I don’t know what substance the executives over at Wolfsburg have been vaping, but Volkswagen’s senior executives have this fantasy of delivering a £17,000 EV by 2027. At a world premiere just gone, Volkswagen revealed the ID 2All, a pure electric concept hatch with a design language clearly referencing the VW Golf. The vaping senior executives believe the ID 2All will retail for less than £25,000 when it launches in 2025. A pure fantasy. Secondly, VW revealed its master stroke, a relatively pocket-sized entry-level EV, the ID 1All, which will retail for £17K. Another vaping-induced fantasy price tag. The ID 1All will launch in 2027. Even VW brand executive Thomas Schafer says a sub £17K Polo-sized EV will be difficult to achieve.
VW has a modular EV platform at its disposal and is switching to lithium-iron-phosphate batteries to lower costs. They threw in the economies of scale to distract the uninformed, but it’s all marketing and vape induced fantasy economics at best. If I know a £17K EV will never come to pass, then VW knows it too, they even admitted as much to the press. To achieve the economies of scale holy grail VW will simply have to lower costs, increase production, and sell more.
Volkswagen isn’t selling enough of its current EV stock to pass on price reductions because the ID EV range was rushed into production based on outdated legacy car manufacturing blinkered logic. The price of an entry level VW ID 3 is £40K, the ID3 is inferior next to a similarly priced Tesla Model 3. However the biggest barrier to VW’s £17K EV fantasy is not the economies of scale, but the German economy.

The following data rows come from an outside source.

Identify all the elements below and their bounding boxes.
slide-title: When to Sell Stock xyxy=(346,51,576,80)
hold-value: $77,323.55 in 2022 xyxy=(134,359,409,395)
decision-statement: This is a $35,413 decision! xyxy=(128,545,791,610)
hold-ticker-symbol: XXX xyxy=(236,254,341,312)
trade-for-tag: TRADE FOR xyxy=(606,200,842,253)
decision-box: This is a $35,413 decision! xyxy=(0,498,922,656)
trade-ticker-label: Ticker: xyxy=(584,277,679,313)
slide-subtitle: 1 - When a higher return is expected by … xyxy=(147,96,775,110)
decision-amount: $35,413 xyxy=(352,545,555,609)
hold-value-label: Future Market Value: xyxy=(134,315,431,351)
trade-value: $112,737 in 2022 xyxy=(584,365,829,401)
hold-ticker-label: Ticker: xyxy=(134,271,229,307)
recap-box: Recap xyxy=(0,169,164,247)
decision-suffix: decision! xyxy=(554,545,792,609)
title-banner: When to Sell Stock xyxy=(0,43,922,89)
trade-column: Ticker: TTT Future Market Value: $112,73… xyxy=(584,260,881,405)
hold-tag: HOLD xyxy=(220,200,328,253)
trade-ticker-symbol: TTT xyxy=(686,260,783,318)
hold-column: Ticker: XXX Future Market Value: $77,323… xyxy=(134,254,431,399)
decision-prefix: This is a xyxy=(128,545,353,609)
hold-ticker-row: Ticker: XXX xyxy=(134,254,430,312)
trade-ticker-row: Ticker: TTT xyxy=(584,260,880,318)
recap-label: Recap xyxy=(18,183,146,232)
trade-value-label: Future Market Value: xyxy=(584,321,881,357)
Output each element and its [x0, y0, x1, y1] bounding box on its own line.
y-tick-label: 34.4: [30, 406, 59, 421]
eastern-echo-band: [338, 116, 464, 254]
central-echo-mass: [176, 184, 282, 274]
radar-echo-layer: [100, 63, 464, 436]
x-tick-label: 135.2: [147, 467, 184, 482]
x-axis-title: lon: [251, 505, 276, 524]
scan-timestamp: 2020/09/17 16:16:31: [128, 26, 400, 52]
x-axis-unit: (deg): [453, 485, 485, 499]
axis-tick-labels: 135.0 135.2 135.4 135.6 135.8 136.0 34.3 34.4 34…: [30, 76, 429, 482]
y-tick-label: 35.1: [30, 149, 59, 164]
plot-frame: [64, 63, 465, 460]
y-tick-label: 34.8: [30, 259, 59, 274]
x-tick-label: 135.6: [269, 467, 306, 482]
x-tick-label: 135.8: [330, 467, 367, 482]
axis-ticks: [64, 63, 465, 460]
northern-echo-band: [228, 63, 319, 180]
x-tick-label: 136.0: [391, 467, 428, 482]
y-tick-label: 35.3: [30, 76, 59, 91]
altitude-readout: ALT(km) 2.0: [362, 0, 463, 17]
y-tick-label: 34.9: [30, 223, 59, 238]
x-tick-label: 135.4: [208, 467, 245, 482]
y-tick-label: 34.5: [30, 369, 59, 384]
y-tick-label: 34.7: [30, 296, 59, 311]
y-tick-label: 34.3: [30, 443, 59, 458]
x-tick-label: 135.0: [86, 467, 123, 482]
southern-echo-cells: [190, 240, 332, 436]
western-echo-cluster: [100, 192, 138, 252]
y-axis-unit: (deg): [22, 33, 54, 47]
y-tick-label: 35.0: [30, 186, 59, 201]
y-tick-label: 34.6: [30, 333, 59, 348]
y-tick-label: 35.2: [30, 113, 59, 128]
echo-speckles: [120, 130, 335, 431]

Inflation caused by the USA led proxy war in Ukraine has cut off Germany’s access to cheap imported natural gas. Russian gas fueled Germany’s manufacturing industry and economy leading it to become the dominant power broker in the EU. As a result of the USA proxy war in Ukraine, Germany’s economic outlook is perilously on the precipice of contracting with whispers of a possible recession looming.
The proxy war in Ukraine, which Germany is part of, is a self-inflicted gunshot wound that will lead to a period of de-industrialization. While German industry weathered the storm of being deprived of cheap imported Russian gas, it faces another threat, the rise of China’s industrial base. China recently overtook Germany as the world’s second-largest car exporter.
China’s share of the global battery and electric-vehicle market increased to 28% in 2022 whereas the share of German companies such as Volkswagen fell from 7% to 4%. These are the facts Volkswagen must surmount if it is to ween itself off the vape induced fantasy of delivering a fantasy EV that will retail for £17K.